Strings are mutable.
- searching: s:contains-char? s:contains-string? s:index-of s:index-of-string
- comparisons: s:eq? s:case
- substrings:
- s:left: a new string containing the first n characters from a source string. Example: 'Hello_World #5 s:left
- s:right: a new string containing the last n characters from a source string
- s:substr: takes a string, the offset of the first character, and the number of characters to extract
- joining:
- s:append: example: 'First 'Second s:append
- s:prepend: example: 'Second 'First s:prepend
- tokenization: s:tokenize s:tokenize-on-string s:split s:split-on-string
- case conversion: s:to-lower s:to-upper
- s:to-number
- s:chop: remove the last character from a string. This is done by replacing it with an ASCII:NULL.
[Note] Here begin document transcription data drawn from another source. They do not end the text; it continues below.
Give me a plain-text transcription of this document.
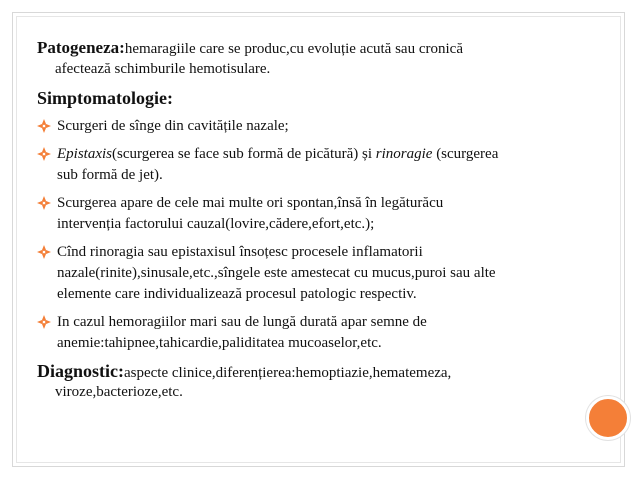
Patogeneza:hemaragiile care se produc,cu evoluție acută sau cronică
afectează schimburile hemotisulare.
Simptomatologie:
Scurgeri de sînge din cavitățile nazale;
Epistaxis(scurgerea se face sub formă de picătură) și rinoragie (scurgerea
sub formă de jet).
Scurgerea apare de cele mai multe ori spontan,însă în legăturăcu
intervenția factorului cauzal(lovire,cădere,efort,etc.);
Cînd rinoragia sau epistaxisul însoțesc procesele inflamatorii
nazale(rinite),sinusale,etc.,sîngele este amestecat cu mucus,puroi sau alte
elemente care individualizează procesul patologic respectiv.
In cazul hemoragiilor mari sau de lungă durată apar semne de
anemie:tahipnee,tahicardie,paliditatea mucoaselor,etc.
Diagnostic:aspecte clinice,diferențierea:hemoptiazie,hematemeza,
viroze,bacterioze,etc.
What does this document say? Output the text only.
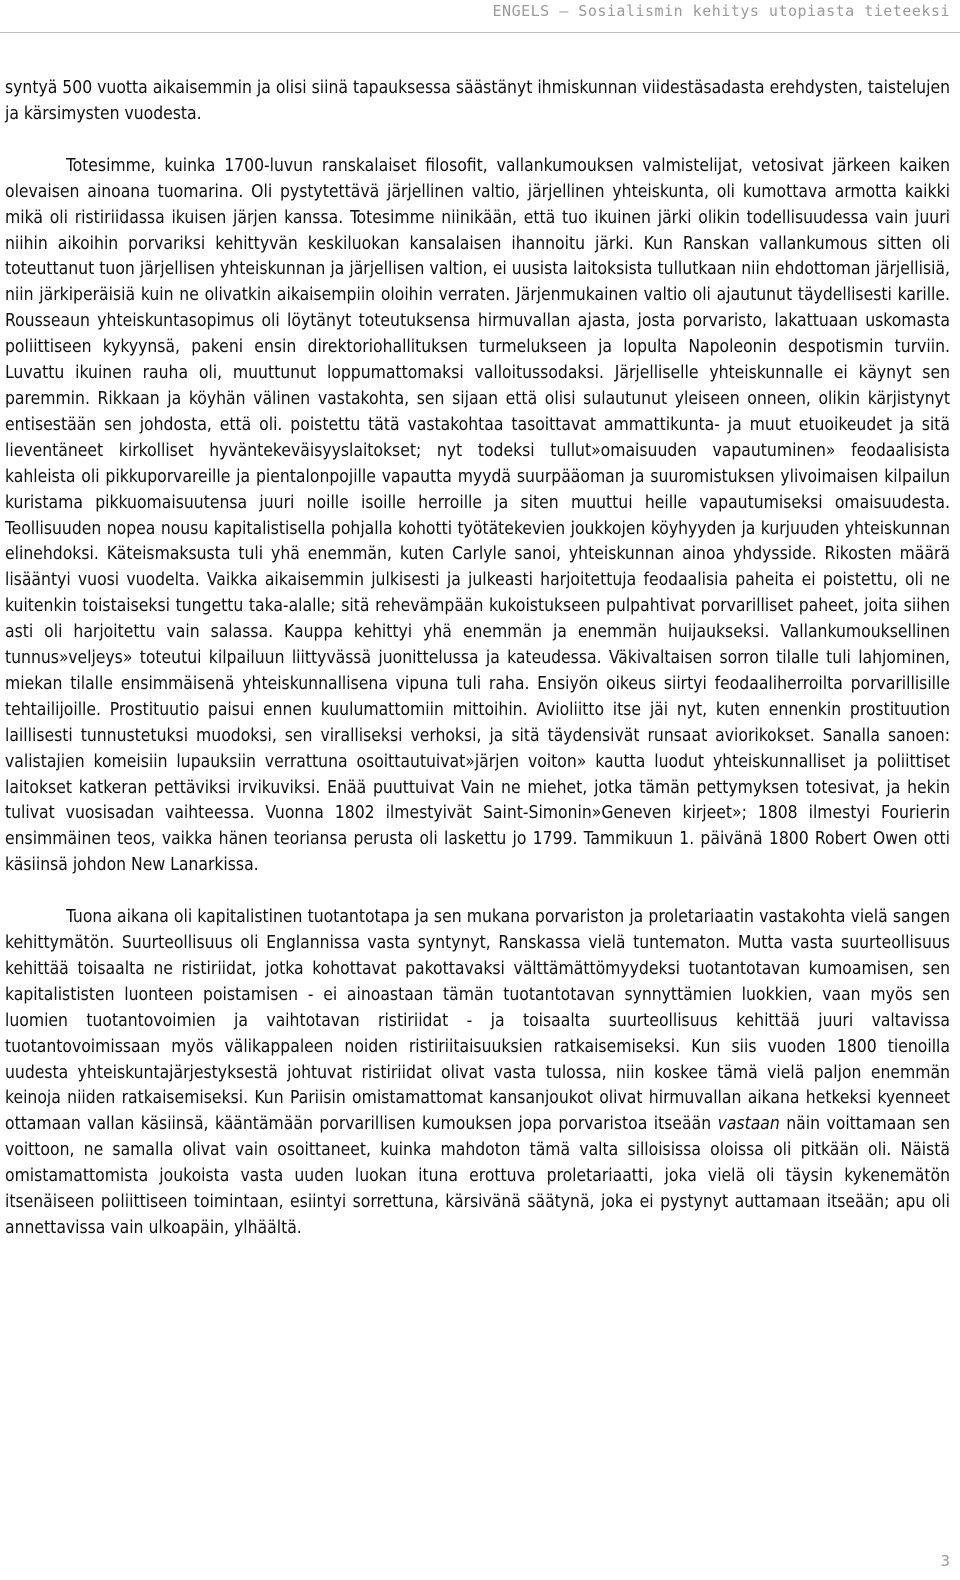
ENGELS – Sosialismin kehitys utopiasta tieteeksi

syntyä 500 vuotta aikaisemmin ja olisi siinä tapauksessa säästänyt ihmiskunnan viidestäsadasta erehdysten, taistelujen ja kärsimysten vuodesta.

Totesimme, kuinka 1700-luvun ranskalaiset filosofit, vallankumouksen valmistelijat, vetosivat järkeen kaiken olevaisen ainoana tuomarina. Oli pystytettävä järjellinen valtio, järjellinen yhteiskunta, oli kumottava armotta kaikki mikä oli ristiriidassa ikuisen järjen kanssa. Totesimme niinikään, että tuo ikuinen järki olikin todellisuudessa vain juuri niihin aikoihin porvariksi kehittyvän keskiluokan kansalaisen ihannoitu järki. Kun Ranskan vallankumous sitten oli toteuttanut tuon järjellisen yhteiskunnan ja järjellisen valtion, ei uusista laitoksista tullutkaan niin ehdottoman järjellisiä, niin järkiperäisiä kuin ne olivatkin aikaisempiin oloihin verraten. Järjenmukainen valtio oli ajautunut täydellisesti karille. Rousseaun yhteiskuntasopimus oli löytänyt toteutuksensa hirmuvallan ajasta, josta porvaristo, lakattuaan uskomasta poliittiseen kykyynsä, pakeni ensin direktoriohallituksen turmelukseen ja lopulta Napoleonin despotismin turviin. Luvattu ikuinen rauha oli, muuttunut loppumattomaksi valloitussodaksi. Järjelliselle yhteiskunnalle ei käynyt sen paremmin. Rikkaan ja köyhän välinen vastakohta, sen sijaan että olisi sulautunut yleiseen onneen, olikin kärjistynyt entisestään sen johdosta, että oli. poistettu tätä vastakohtaa tasoittavat ammattikunta- ja muut etuoikeudet ja sitä lieventäneet kirkolliset hyväntekeväisyyslaitokset; nyt todeksi tullut»omaisuuden vapautuminen» feodaalisista kahleista oli pikkuporvareille ja pientalonpojille vapautta myydä suurpääoman ja suuromistuksen ylivoimaisen kilpailun kuristama pikkuomaisuutensa juuri noille isoille herroille ja siten muuttui heille vapautumiseksi omaisuudesta. Teollisuuden nopea nousu kapitalistisella pohjalla kohotti työtätekevien joukkojen köyhyyden ja kurjuuden yhteiskunnan elinehdoksi. Käteismaksusta tuli yhä enemmän, kuten Carlyle sanoi, yhteiskunnan ainoa yhdysside. Rikosten määrä lisääntyi vuosi vuodelta. Vaikka aikaisemmin julkisesti ja julkeasti harjoitettuja feodaalisia paheita ei poistettu, oli ne kuitenkin toistaiseksi tungettu taka-alalle; sitä rehevämpään kukoistukseen pulpahtivat porvarilliset paheet, joita siihen asti oli harjoitettu vain salassa. Kauppa kehittyi yhä enemmän ja enemmän huijaukseksi. Vallankumouksellinen tunnus»veljeys» toteutui kilpailuun liittyvässä juonittelussa ja kateudessa. Väkivaltaisen sorron tilalle tuli lahjominen, miekan tilalle ensimmäisenä yhteiskunnallisena vipuna tuli raha. Ensiyön oikeus siirtyi feodaaliherroilta porvarillisille tehtailijoille. Prostituutio paisui ennen kuulumattomiin mittoihin. Avioliitto itse jäi nyt, kuten ennenkin prostituution laillisesti tunnustetuksi muodoksi, sen viralliseksi verhoksi, ja sitä täydensivät runsaat aviorikokset. Sanalla sanoen: valistajien komeisiin lupauksiin verrattuna osoittautuivat»järjen voiton» kautta luodut yhteiskunnalliset ja poliittiset laitokset katkeran pettäviksi irvikuviksi. Enää puuttuivat Vain ne miehet, jotka tämän pettymyksen totesivat, ja hekin tulivat vuosisadan vaihteessa. Vuonna 1802 ilmestyivät Saint-Simonin»Geneven kirjeet»; 1808 ilmestyi Fourierin ensimmäinen teos, vaikka hänen teoriansa perusta oli laskettu jo 1799. Tammikuun 1. päivänä 1800 Robert Owen otti käsiinsä johdon New Lanarkissa.

Tuona aikana oli kapitalistinen tuotantotapa ja sen mukana porvariston ja proletariaatin vastakohta vielä sangen kehittymätön. Suurteollisuus oli Englannissa vasta syntynyt, Ranskassa vielä tuntematon. Mutta vasta suurteollisuus kehittää toisaalta ne ristiriidat, jotka kohottavat pakottavaksi välttämättömyydeksi tuotantotavan kumoamisen, sen kapitalististen luonteen poistamisen - ei ainoastaan tämän tuotantotavan synnyttämien luokkien, vaan myös sen luomien tuotantovoimien ja vaihtotavan ristiriidat - ja toisaalta suurteollisuus kehittää juuri valtavissa tuotantovoimissaan myös välikappaleen noiden ristiriitaisuuksien ratkaisemiseksi. Kun siis vuoden 1800 tienoilla uudesta yhteiskuntajärjestyksestä johtuvat ristiriidat olivat vasta tulossa, niin koskee tämä vielä paljon enemmän keinoja niiden ratkaisemiseksi. Kun Pariisin omistamattomat kansanjoukot olivat hirmuvallan aikana hetkeksi kyenneet ottamaan vallan käsiinsä, kääntämään porvarillisen kumouksen jopa porvaristoa itseään vastaan näin voittamaan sen voittoon, ne samalla olivat vain osoittaneet, kuinka mahdoton tämä valta silloisissa oloissa oli pitkään oli. Näistä omistamattomista joukoista vasta uuden luokan ituna erottuva proletariaatti, joka vielä oli täysin kykenemätön itsenäiseen poliittiseen toimintaan, esiintyi sorrettuna, kärsivänä säätynä, joka ei pystynyt auttamaan itseään; apu oli annettavissa vain ulkoapäin, ylhäältä.

3
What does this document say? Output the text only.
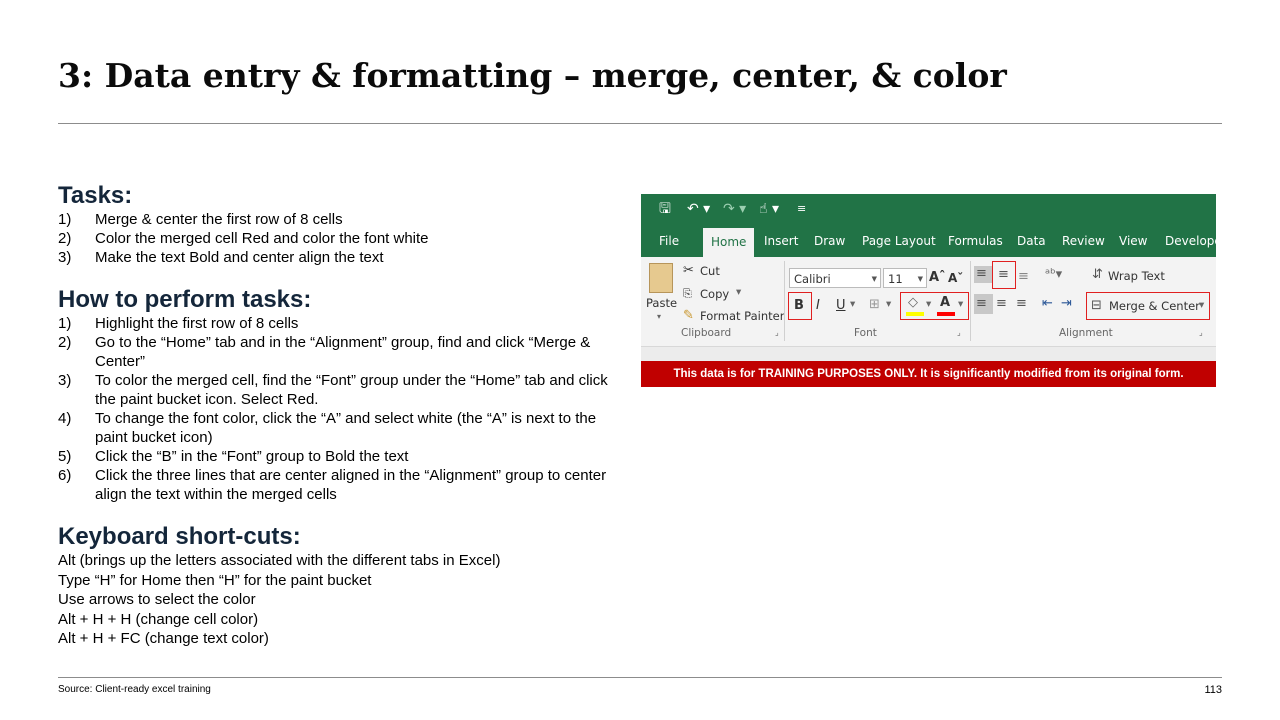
3: Data entry & formatting – merge, center, & color
Tasks:
1) Merge & center the first row of 8 cells
2) Color the merged cell Red and color the font white
3) Make the text Bold and center align the text
How to perform tasks:
1) Highlight the first row of 8 cells
2) Go to the “Home” tab and in the “Alignment” group, find and click “Merge & Center”
3) To color the merged cell, find the “Font” group under the “Home” tab and click the paint bucket icon. Select Red.
4) To change the font color, click the “A” and select white (the “A” is next to the paint bucket icon)
5) Click the “B” in the “Font” group to Bold the text
6) Click the three lines that are center aligned in the “Alignment” group to center align the text within the merged cells
Keyboard short-cuts:
Alt (brings up the letters associated with the different tabs in Excel)
Type “H” for Home then “H” for the paint bucket
Use arrows to select the color
Alt + H + H (change cell color)
Alt + H + FC (change text color)
🖫 ↶ ▾ ↷ ▾ ☝ ▾ ≡
File	Home	Insert Draw Page Layout Formulas Data Review View Develope
Paste
▾
✂ Cut
⎘ Copy ▾
✎ Format Painter
Clipboard	⌟
Calibri	▼ 11 ▼ Aˆ Aˇ
B I U ▾ ⊞ ▾ ◇ ▾ A ▾
Font	⌟
≡ ≡ ≡ ᵃᵇ▾ ⇵ Wrap Text
≡ ≡ ≡ ⇤ ⇥ ⊟ Merge & Center ▾
Alignment	⌟
This data is for TRAINING PURPOSES ONLY. It is significantly modified from its original form.
Source: Client-ready excel training	113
- s:trim-left, s:trim-right, s:trim: remove leading, trailing, and (both leading and trailing) whitespace from a string
- string combinators: s:for-each s:filter s:map
- misc string ops: s:evaluate s:copy s:reverse s:hash s:length s:replace s:format s:empty
- variables controlling the temporary string buffer: TempStrings? (default 32), TempStringMax?